Russ Mould, investment director at AJ Bell, said: "Usually being rejected a couple of times would send a sufficiently strong message that interest is unwelcome, but Auction Technology's largest shareholder appears reluctant to give up on a buyout despite 11 proposals being rebuffed.
"The online auction platform has not had a particularly happy time on the stock market, trading way below its IPO price and at just a fraction of the levels it reached in 2021.
"It argues the current market valuation is disconnected from the company's 'fair value'. However, the wider shareholder base may be swayed by FitzWalter Capital's eagerness unless the company can begin to demonstrate it can deliver on its potential.
"A move online has increased the scope of auctions from the days when smaller auction houses were limited in the number of buyers they could accommodate due to physical space.

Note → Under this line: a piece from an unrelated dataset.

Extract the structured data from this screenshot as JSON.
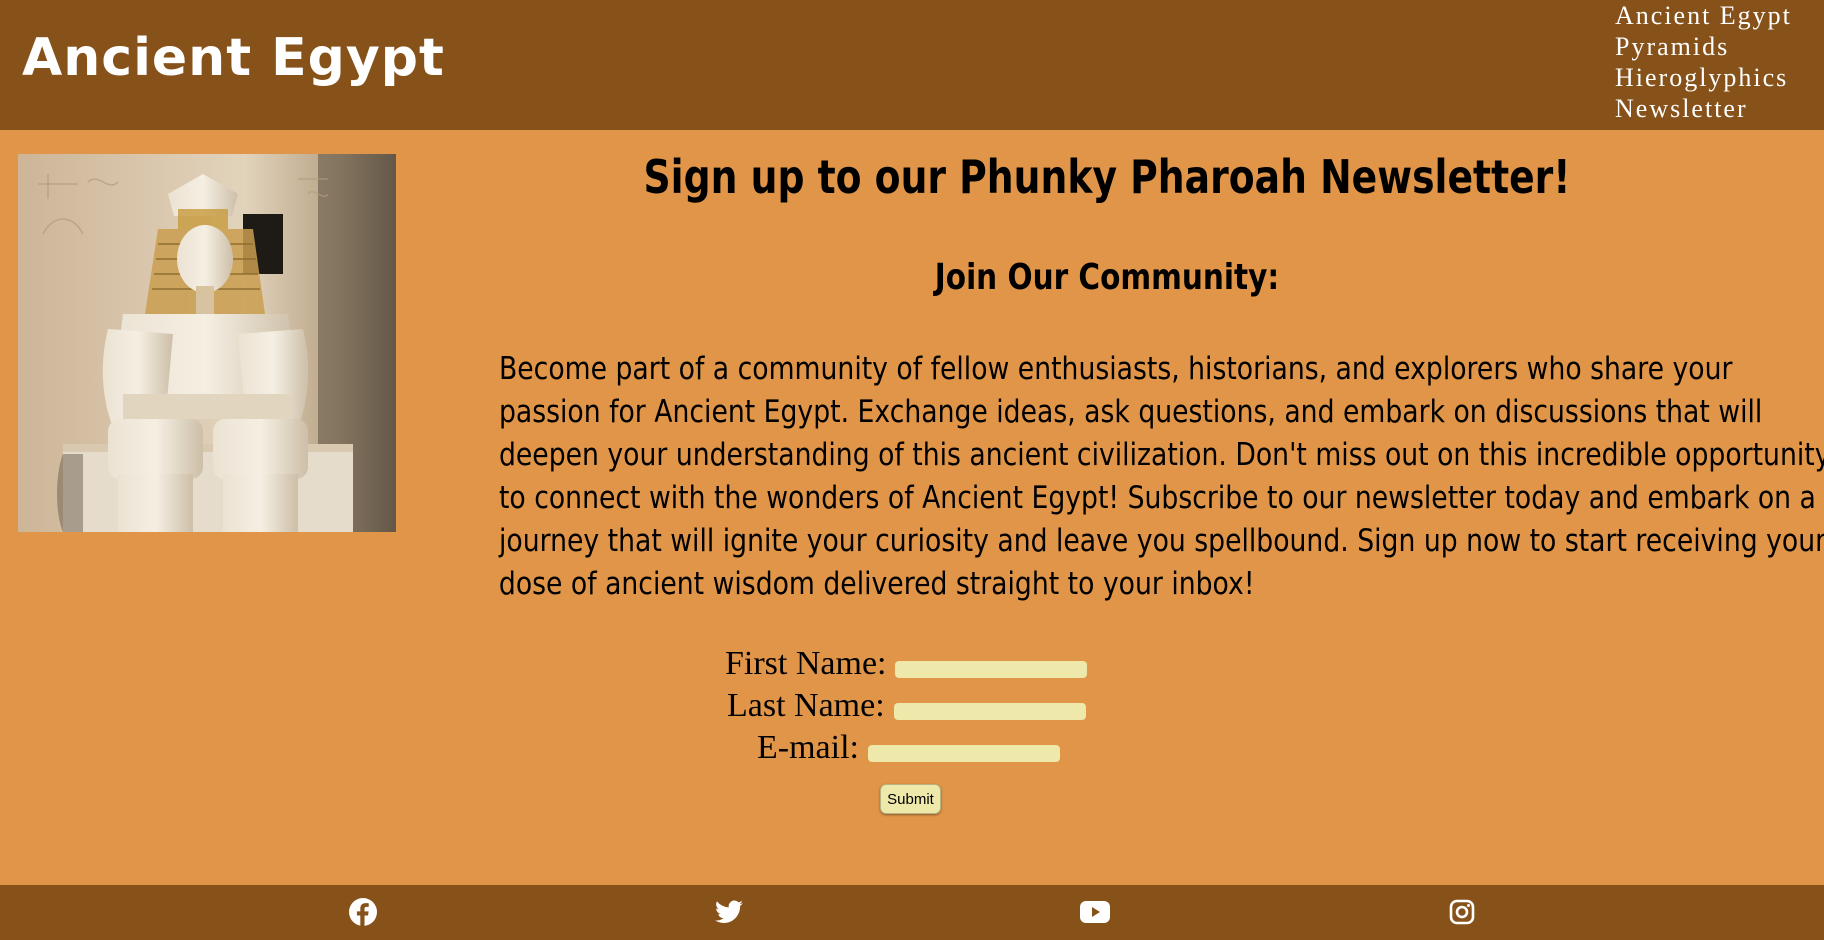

"Auction Technology can also benefit, in theory, from a network effect by offering quality items which attract quality bidders, which in turn attract more sellers of quality items and so on.
"However, poorly performing acquisitions, increased debt and uneven operating performance have created scepticism among investors, and it will be interesting to see if FitzWalter returns to test the resolve of shareholders before the early February deadline to put up or shut up."